Nous nous proposons de réfléchir, à partir des résultats de ce programme, aux nouveaux espaces de l’attention aux publics. Nous les appréhendons comme des dispositifs socio-techniques, c’est-à-dire des systèmes construits, régulés par les interactions entre acteurs, orientés par des rapports de force, des stratégies, l’addition de comportements individuels et d’une forme d’opportunisme. Nous les concevons également comme des formes de réponse à des demandes sociales émergentes.
De nombreuses innovations sont observables – tant dans les dispositifs eux-mêmes que dans le cheminement emprunté pour les penser et les concrétiser. Certaines peinent cependant à se généraliser. D’autres pâtissent de l’échelle de mise en œuvre, à savoir un service isolé. La communication sera l’occasion de réfléchir aux conditions de la réussite et aux points de blocage, mais aussi à ce que ces initiatives nous disent de la conception par les archivistes de leur rôle et de leur(s) mission(s).
Mots-clés : recherche archivistique, innovation, politique des publics, demande sociale
L’attention aux publics : méthodes et outils pour engager une démarche de consultation et de concertation
Débat d’idées animé par Brigitte Guigueno, Service interministériel des archives de France
Intervenants : Noémie Couillard, sociologue, agence Voix / Public, Bénédicte Grailles, maîtresse de conférences en archivistique, université d’Angers et Éric Montat, directeur des Archives départementales du Tarn
L’attention portée aux publics des archives durant cette dernière décennie s’est renouvelée, à la fois grâce aux études et enquêtes menées par le Service interministériel des Archives de France, mais aussi grâce aux différentes démarches engagées par les services eux-mêmes, avec l’objectif de mieux connaître ces publics pour mieux répondre à leurs attentes. Cette attention s’inscrit également dans un mouvement participatif qui touche de plus en plus de domaines de la société et où la culture s’intègre pleinement.

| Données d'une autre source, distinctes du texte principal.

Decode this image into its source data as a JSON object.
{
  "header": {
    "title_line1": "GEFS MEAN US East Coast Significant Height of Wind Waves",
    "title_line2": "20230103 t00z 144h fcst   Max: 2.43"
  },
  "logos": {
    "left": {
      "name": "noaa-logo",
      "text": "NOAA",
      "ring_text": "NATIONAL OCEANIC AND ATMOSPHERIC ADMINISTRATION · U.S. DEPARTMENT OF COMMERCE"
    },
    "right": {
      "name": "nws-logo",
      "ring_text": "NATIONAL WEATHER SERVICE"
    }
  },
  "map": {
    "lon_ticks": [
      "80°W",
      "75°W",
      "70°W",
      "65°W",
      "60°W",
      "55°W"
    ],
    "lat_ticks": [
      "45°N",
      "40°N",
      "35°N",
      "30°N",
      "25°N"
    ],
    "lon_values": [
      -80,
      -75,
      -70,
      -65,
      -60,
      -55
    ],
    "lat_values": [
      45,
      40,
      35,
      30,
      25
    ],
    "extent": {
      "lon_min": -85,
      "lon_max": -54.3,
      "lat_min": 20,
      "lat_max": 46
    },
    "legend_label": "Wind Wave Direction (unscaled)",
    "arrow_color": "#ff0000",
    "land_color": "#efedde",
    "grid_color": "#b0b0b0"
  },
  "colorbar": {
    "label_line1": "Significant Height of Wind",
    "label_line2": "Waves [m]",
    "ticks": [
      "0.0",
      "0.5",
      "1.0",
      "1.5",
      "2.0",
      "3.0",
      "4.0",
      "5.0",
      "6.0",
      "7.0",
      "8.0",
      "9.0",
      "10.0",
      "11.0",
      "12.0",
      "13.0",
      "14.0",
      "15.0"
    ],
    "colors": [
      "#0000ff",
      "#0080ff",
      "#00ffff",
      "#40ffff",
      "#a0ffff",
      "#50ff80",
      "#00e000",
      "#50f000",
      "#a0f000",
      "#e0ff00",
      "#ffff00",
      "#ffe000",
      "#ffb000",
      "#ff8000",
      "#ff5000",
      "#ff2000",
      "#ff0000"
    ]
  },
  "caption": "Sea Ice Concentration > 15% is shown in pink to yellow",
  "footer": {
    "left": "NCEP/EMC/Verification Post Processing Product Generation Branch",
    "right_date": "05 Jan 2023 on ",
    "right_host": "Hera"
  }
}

Cette participation prend deux formes principales : la consultation, qui permet de mesurer la satisfaction et les besoins des usagers, et la concertation qui repose sur l’échange et la co-construction, pour aboutir à adapter les offres de service proposés par les Archives, sur des sujets tels que l’accueil, la salle de lecture, le site internet, la programmation culturelle. Les modalités peuvent être variées : enquête quantitative ou qualitative (in situ ou en ligne), interviews, ateliers, comité d’usager, etc. Nous précisons que ne sera pas abordée ici la participation du public dans les projets d’enrichissement archivistique (type indexation ou transcription).
Pour séduisante que soit la démarche – que l’on s’y engage de soi-même ou à la demande de la tutelle –, faire participer le public ne s’improvise pas. Pour que la démarche porte les fruits attendus, il est nécessaire de bien la construire en amont et d’en définir le périmètre et les objectifs.
Cette table ronde, qui rassemble trois professionnels aux profils très différents – s’attachera, de façon très pragmatique, et à partir de retours d’expérience, à répondre notamment aux questions : quels types de modalités mettre en œuvre pour quels résultats ? Avec quels outils ? Quel public associer ? Quelles sont les limites de l’exercice ? Quelles sont les adaptations / bénéfices / points d’attention à prévoir pour les équipes ?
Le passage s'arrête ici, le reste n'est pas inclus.